都市のきらびやかな夜景とは異なり、星や月が照らす、静かな田舎の夜。はじめは手探りで、書籍や動画を参考にしながら撮影を繰り返す日々。幸い、車で15分も走れば撮影地に行ける環境にあり、アクセスのしやすさも黒部市の魅力です。
ただ、『おらがふるさと写真展』では夜の写真の展示が少ないため、これまで撮りためた夜の風景を中心に、写真仲間と二人展を開催することにしました。タイトルは「夜遊び~おらがふるさと~」。夜の撮影を楽しむ気持ちをそのまま込めました。
なぜ夜を撮るのか
夜にしか出会えない風景があります。
星、月、ホタル、そして日中とは全く異なる表情を見せる山や川、海の姿。
日が暮れ、喧騒が静けさに変わっていく時間。星がまたたき、月明かりに照らされた自然に身を置くと、遥か昔からこの地に暮らしてきた人々と、同じ風景を見ているような感覚になります。そして、ふるさとへの想いが静かに満ちてくるのです。
時にはその美しさに見とれ、シャッターを切ることを忘れてしまうほど。
……とはいえ、実際は夜の方が撮影時間を確保しやすい、という現実的な理由もあるのですが。
さて、今回の写真展のうち、拙作の一部をご紹介させていただきます。
<オーロラが見えた!>
黒部川河口で捉えた低緯度オーロラ。
数日前から活発だった太陽活動の影響で、佐渡ヶ島で観測の報も。半信半疑で出かけた夜、肉眼ではぼんやりとしか見えなかったその光が、カメラを通すとくっきりと浮かび上がった。
<海静眠山(かいせいみんざん)>
冬の晴れた夜、黒部市生地海岸から望む立山連峰。
月明かりに照らされ、海も山も静かに眠る。
澄んだ空気と長時間露光が描いた、夜の静寂の風景。
<幻想月夜>
黒部川堤防の松林に浮かぶ朧月。
狙っていたわけでもなく、ふと出会った一瞬の景色。
こうした偶然との出会いが、風景写真の醍醐味。
<ほうき星>
富山湾の夜空に輝いた、紫金山・アトラス彗星。
肉眼でも見えるという珍しい機会に、「くろべ牧場まきばの風」には多くの人が集まり、にぎやかな夜となった。
静寂とざわめきが混ざり合った、不思議な時間。
<宇宙につながる扉>
黒部ファーストペンギンプロジェクトの「ひまわり畑」にて。
どこでもドアの向こうに広がる天の川、そして流星。
街の光に負けず、空は確かに宇宙へと続いていた。
最後に
夜の撮影をするようになってから、空に軌跡を残す人工衛星や、眩しく照らすLED街灯など、人の手による光にも目が留まるようになりました。

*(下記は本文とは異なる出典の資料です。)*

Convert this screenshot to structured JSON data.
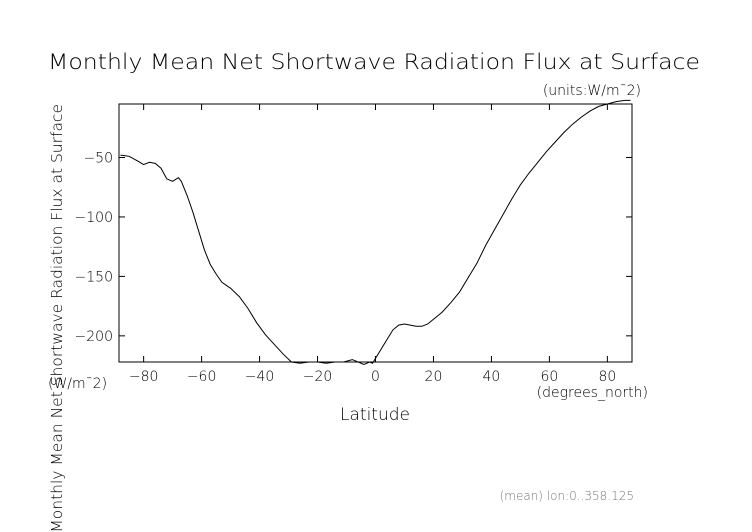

それらは、私たちの暮らしを支える便利さの象徴でありながら、静かな夜の景色にはどこか不釣り合いに感じることもあります。
けれど、そうした光もまた、いまこの時代に生きるふるさとの姿。
その現実を受け止め、写真に記録していくことも、私にできる表現のひとつなのかもしれません。
この風景に目を向けた誰かが、自分の暮らす世界について少しだけ考えてくれたなら。
そんな願いを胸に、これからも静かな夜の中へと、カメラを持って「夜遊び」に出かけたいと思います。
・プロフィール
著者:北崎 徹(きたさきとおる)
富山県黒部市在住
所属(おらがふるさとワークショップ)
写真、アマチュア演劇、地域活動にエネルギーを注ぐ50代。